Een aanvraag tot vaststelling van de noodzaak van kinderopvang op grond van een sociaal-medische indicatie bevat, naast de onder punt 2 genoemde verklaring, in ieder geval de volgende gegevens:

  • a.

    naam en adres van de ouder(s);

  • b.

    indien van toepassing: naam en adres van de partner;

  • c.

    naam en geboortedatum van het kind of de kinderen waarop de aanvraag betrekking heeft;

  • d.

    overige gegevens die het college nodig acht om te kunnen besluiten op de aanvraag;

  • e.

    indien de ouder een partner heeft, wordt de aanvraag mede ondertekend door de partner.

4. Offerte kinderopvang

De ouder zal een offerte of contract van een erkende kinderopvanginstelling overleggen aan de gemeente.
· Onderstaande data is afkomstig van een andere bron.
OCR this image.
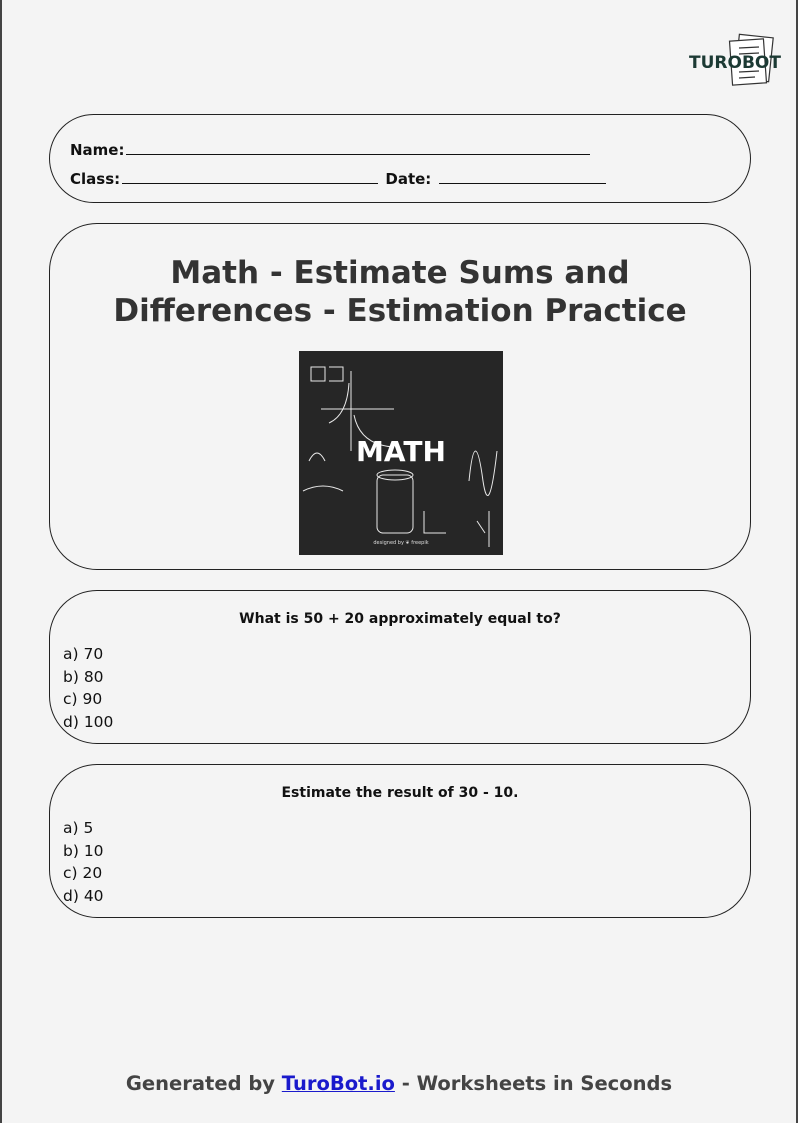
TUROBOT
Name:
Class:	Date:
Math - Estimate Sums and
Differences - Estimation Practice
MATH
designed by ❦ freepik
What is 50 + 20 approximately equal to?
a) 70
b) 80
c) 90
d) 100
Estimate the result of 30 - 10.
a) 5
b) 10
c) 20
d) 40
Generated by TuroBot.io - Worksheets in Seconds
Daarbij dient met het volgende rekening te worden gehouden:

  • a.

    dat een erkende kinderopvanginstelling een instelling is die wordt genoemd in het landelijk register kindercentra en gastouderbureau;

  • b.

    dat de ouder zelf een contract dient af te sluiten met een erkende kinderopvanginstelling;

  • c.

    dat de betaling van de tegemoetkoming rechtstreeks zal plaatsvinden aan de kinderopvanginstelling, waarvoor de ouder een machtiging dient af te geven.

5. Ingangsdatum

Voor de vaststelling van de ingangsdatum geldt het volgende:

  • a.

    de tegemoetkoming wordt verleend met ingang van de datum waarop de aanvraag voor de tegemoetkoming in ontvangst is genomen;

  • b.

    als op deze datum nog geen kinderopvang plaatsvindt, wordt de tegemoetkoming verleend met ingang van de datum waarop de kinderopvang zal plaatsvinden.

6. Hoogte en duur

Voor de hoogte en de duur van de tegemoetkoming geldt het volgende:

  • a.

    de tegemoetkoming wordt toegekend voor de duur van maximaal 6 maanden en kan daarna op basis van een herindicatie worden verlengd met maximaal 6 maanden;

  • b.

    de hoogte van de tegemoetkoming is afhankelijk van het inkomen van de aanvrager en wordt bepaald overeenkomstig de systematiek die de belastingdienst hanteert bij het verlenen van de tegemoetkoming bij of krachtens de wet

  • c.

    in afwijking van het gestelde onder a. kan het college de tegemoetkoming voor een andere periode verlenen.

7. Voorliggende voorziening

Het college weigert de tegemoetkoming indien er sprake is van een voorliggende voorziening. tot een voorliggende voorziening wordt in ieder geval gerekend een voorziening op grond van:

  • a.

    de Wet kinderopvang;

  • b.

    de Kinderopvangtoeslag

  • c.

    de Algemene wet bijzondere ziektekosten;

  • d.

    de Jeugdwet;

  • e.

    de Wet maatschappelijke ondersteuning (Wmo)

  • f.

    de wet langdurige zorg (persoonsgebonden budget);

  • g.

    medisch kinderdagverblijf;

  • h.

    een bijdrage van de werkgever;

  • i.

    mogelijkheid tot gebruik maken van peuterspeelzaal

8. Inlichtingenplicht

De ouder of de partner doet het college onmiddellijk na het bekend worden daarvan uit eigen beweging schriftelijke mededeling van inlichtingen en gegevens die kunnen leiden tot de vaststelling van een lagere of hogere tegemoetkoming of van invloed kunnen zijn op het recht van tegemoetkoming.

9.Hardheidsclausule

In gevallen waarin deze beleidsregel niet of niet naar redelijkheid voorziet, beslist het college.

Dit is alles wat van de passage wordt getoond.